The hypothesis that guns are a deterrent has little to do with the citizenry fighting against the army or the police. It is about the risk of political assassination by a rogue individual every time a politician walks outside. If the leaders start to deviate significantly from the will of the median person, that risk goes up by a lot, hence the deterrent effect. Would Kim Jong Un still be around if every person was armed? Perhaps, but it'd be quite a bit less likely.
In some cases, it probably is a deterrent. It is hard to know for sure because there is no way to A/B test a country. I think that some people probably overestimate the degree to which it is a deterrent, but I think it would certainly be wrong to say that it is not a deterrent at all. In some situations it can probably be a very effective deterrent.
granted we are in a very different place today in terms of warfare technology, history has shown that firing back is what has shaped the world we live in today.
I think you really underestimate what an entire populace geared with small arms can do if pushed too far. And thats the way it should be. The govt should be scared of crossing lines that anger the people they are supposed to represent.

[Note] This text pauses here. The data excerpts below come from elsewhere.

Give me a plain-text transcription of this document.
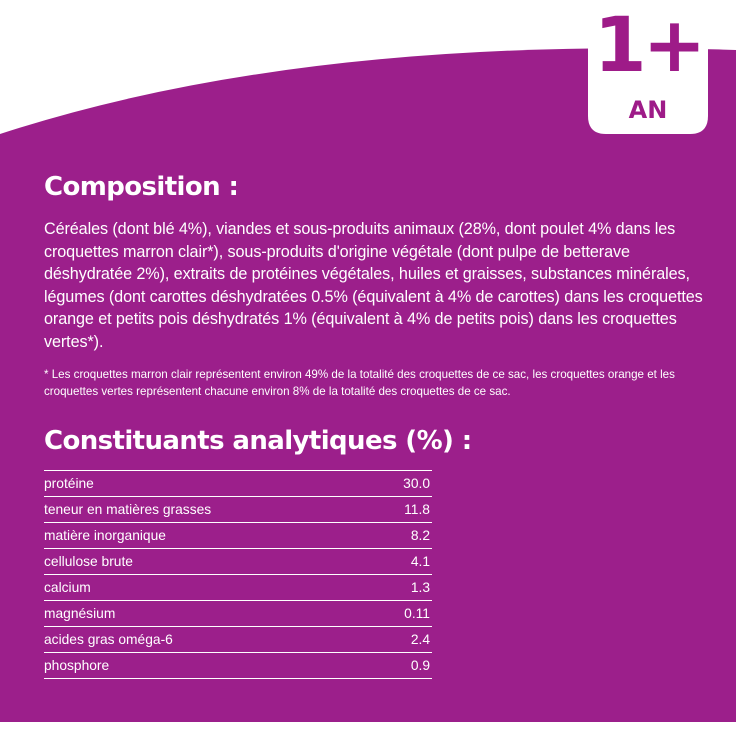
1+
AN
Composition :

Céréales (dont blé 4%), viandes et sous-produits animaux (28%, dont poulet 4% dans les croquettes marron clair*), sous-produits d'origine végétale (dont pulpe de betterave déshydratée 2%), extraits de protéines végétales, huiles et graisses, substances minérales, légumes (dont carottes déshydratées 0.5% (équivalent à 4% de carottes) dans les croquettes orange et petits pois déshydratés 1% (équivalent à 4% de petits pois) dans les croquettes vertes*).

* Les croquettes marron clair représentent environ 49% de la totalité des croquettes de ce sac, les croquettes orange et les croquettes vertes représentent chacune environ 8% de la totalité des croquettes de ce sac.

Constituants analytiques (%) :
protéine	30.0
teneur en matières grasses	11.8
matière inorganique	8.2
cellulose brute	4.1
calcium	1.3
magnésium	0.11
acides gras oméga-6	2.4
phosphore	0.9
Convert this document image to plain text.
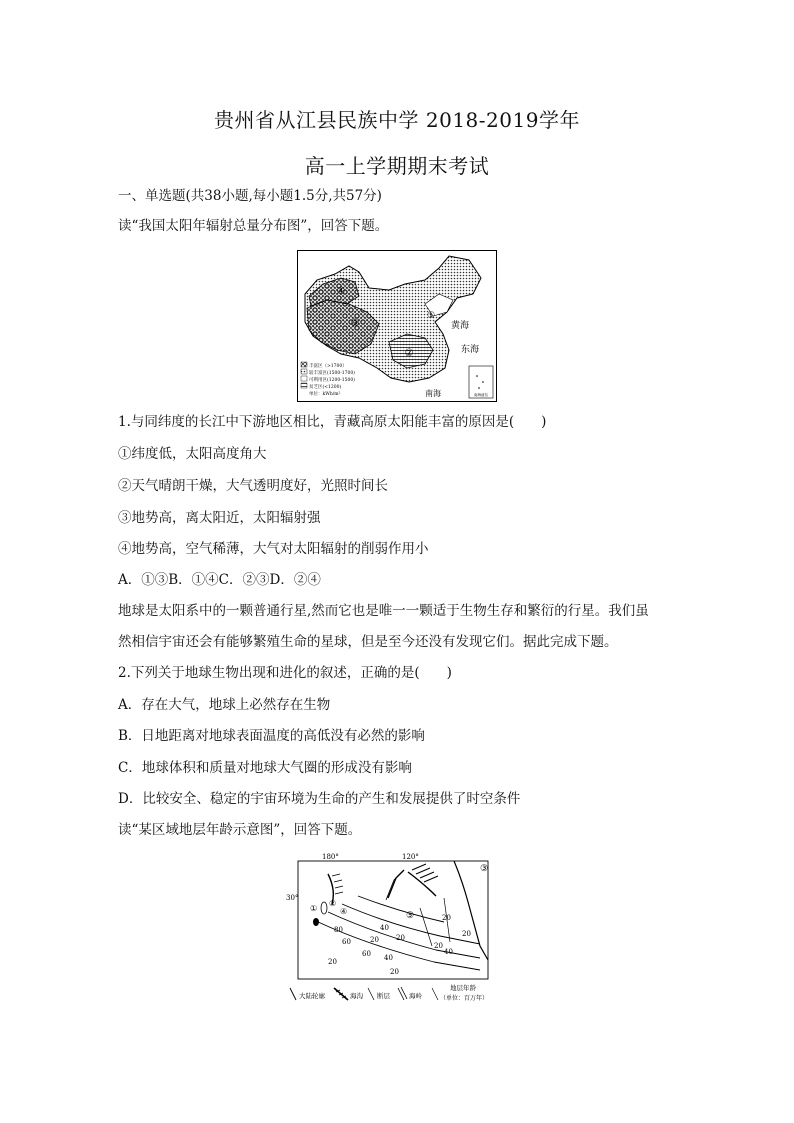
贵州省从江县民族中学 2018-2019学年
高一上学期期末考试
一、单选题(共38小题,每小题1.5分,共57分)
读“我国太阳年辐射总量分布图”，回答下题。
④
③
②
①
黄海
东海
南海
丰富区（>1700）
较丰富区(1500-1700)
可利用区(1200-1500)
贫乏区(<1200)
单位：kWh/m²	南海诸岛
1.与同纬度的长江中下游地区相比，青藏高原太阳能丰富的原因是(　　)
①纬度低，太阳高度角大
②天气晴朗干燥，大气透明度好，光照时间长
③地势高，离太阳近，太阳辐射强
④地势高，空气稀薄，大气对太阳辐射的削弱作用小
A．①③B．①④C．②③D．②④
地球是太阳系中的一颗普通行星,然而它也是唯一一颗适于生物生存和繁衍的行星。我们虽
然相信宇宙还会有能够繁殖生命的星球，但是至今还没有发现它们。据此完成下题。
2.下列关于地球生物出现和进化的叙述，正确的是(　　)
A．存在大气，地球上必然存在生物
B．日地距离对地球表面温度的高低没有必然的影响
C．地球体积和质量对地球大气圈的形成没有影响
D．比较安全、稳定的宇宙环境为生命的产生和发展提供了时空条件
读“某区域地层年龄示意图”，回答下题。
180°	120°
30°
①
②
③
④	⑤
80
60
40
20
60
20	40
20
20
40
20
20	20
大陆轮廓	海沟 断层	海岭
地层年龄
（单位：百万年）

It's not "rushed through parliament in 24 hours", it's been in a process since at least December 2020. The 'without a judge' part is strongly misleading:
Subsection (4) is about immediate threats.The AAT's decisions "are subject to review by the Federal Court of Australia and the Federal Circuit Court of Australia" (Wikipedia).
https://parlinfo.aph.gov.au/parlInfo/search/display/display....
This is just the digital equivalent of a police officer being able to arrest you without a court order.